Qualität der tierärztlichen Versorgung von Kleinsäugern in deutschen Tierarztpraxen

Auch wenn Kaninchen, Meerschweinchen und Co. oftmals noch den Ruf von „Taschengeld-“ oder „Kinderzimmertieren“ haben, gibt es immer mehr Halter:innen, die eine enge Beziehung zu ihren Tieren haben, eine gute tiermedizinische Versorgung im Krankheitsfall erwarten und für diese auch bezahlen. Aber können die deutschen Tierarztpraxen diese Erwartungen erfüllen? Liest man in Communities von Kaninchen- bzw.

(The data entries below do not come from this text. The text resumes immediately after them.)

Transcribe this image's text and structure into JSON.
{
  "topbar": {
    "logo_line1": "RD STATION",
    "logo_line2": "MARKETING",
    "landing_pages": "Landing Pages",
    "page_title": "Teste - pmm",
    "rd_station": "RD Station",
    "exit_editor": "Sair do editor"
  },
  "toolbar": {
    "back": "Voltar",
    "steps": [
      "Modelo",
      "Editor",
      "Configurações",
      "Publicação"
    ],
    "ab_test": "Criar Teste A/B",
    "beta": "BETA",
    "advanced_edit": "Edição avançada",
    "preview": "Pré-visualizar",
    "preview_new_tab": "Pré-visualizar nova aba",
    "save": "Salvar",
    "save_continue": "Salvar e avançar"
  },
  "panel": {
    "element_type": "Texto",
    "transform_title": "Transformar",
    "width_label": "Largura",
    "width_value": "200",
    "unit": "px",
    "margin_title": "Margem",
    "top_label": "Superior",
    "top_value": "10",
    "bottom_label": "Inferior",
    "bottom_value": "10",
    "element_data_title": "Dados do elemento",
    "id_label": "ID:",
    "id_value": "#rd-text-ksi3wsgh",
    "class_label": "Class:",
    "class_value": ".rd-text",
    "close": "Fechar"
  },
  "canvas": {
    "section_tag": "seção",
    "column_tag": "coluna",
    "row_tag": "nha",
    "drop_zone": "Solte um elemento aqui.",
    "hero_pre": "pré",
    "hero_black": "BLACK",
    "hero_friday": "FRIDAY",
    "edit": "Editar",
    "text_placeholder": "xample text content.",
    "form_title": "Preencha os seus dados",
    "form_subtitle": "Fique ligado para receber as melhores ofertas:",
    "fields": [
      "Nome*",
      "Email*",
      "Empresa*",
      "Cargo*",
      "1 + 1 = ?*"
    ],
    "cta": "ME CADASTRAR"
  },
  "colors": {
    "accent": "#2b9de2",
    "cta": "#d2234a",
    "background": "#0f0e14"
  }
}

Meerschweinchenhalter:innen nach, dann scheint dies nicht der Fall zu sein. In vielen Fällen wird geschildert, dass kleine Heimtiere als Patienten in der Tierarztpraxis nicht ernstgenommen werden und dass keine adäquate bzw. sogar eine falsche Behandlung stattfand.

Ich habe in einer großen Facebookgruppe von Kaninchenhalter:innen („Kaninchen, Zwergkaninchen und Hasen“) eine kleine, nicht repräsentative Umfrage durchgeführt und Gruppenmitglieder, die neben Kaninchen auch noch Hunde und/oder Katzen besitzen, gebeten, folgende Frage zu beantworten:

„Wie ist Eure Erfahrung mit der tiermedizinischen Versorgung von Kaninchen in Deutschland im Vergleich zu Hund und Katze?“

172 Mitglieder haben geantwortet. Kein einziger der Teilnehmer:innen empfand die Versorgung von Kaninchen im Vergleich zu Hund bzw. Katze „etwas besser“ oder „deutlich besser“. Die Kaninchen von 7,6 % der Halter:innnen haben eine „genauso gute“ tierärztliche Versorgung wie bei Hund bzw. Katze erhalten, 26,2 % der Halter:innen fanden die Versorgung ihrer Kaninchen „etwas schlechter“ und 66,3 % „deutlich schlechter“ als die ihrer Hunde bzw. Katzen.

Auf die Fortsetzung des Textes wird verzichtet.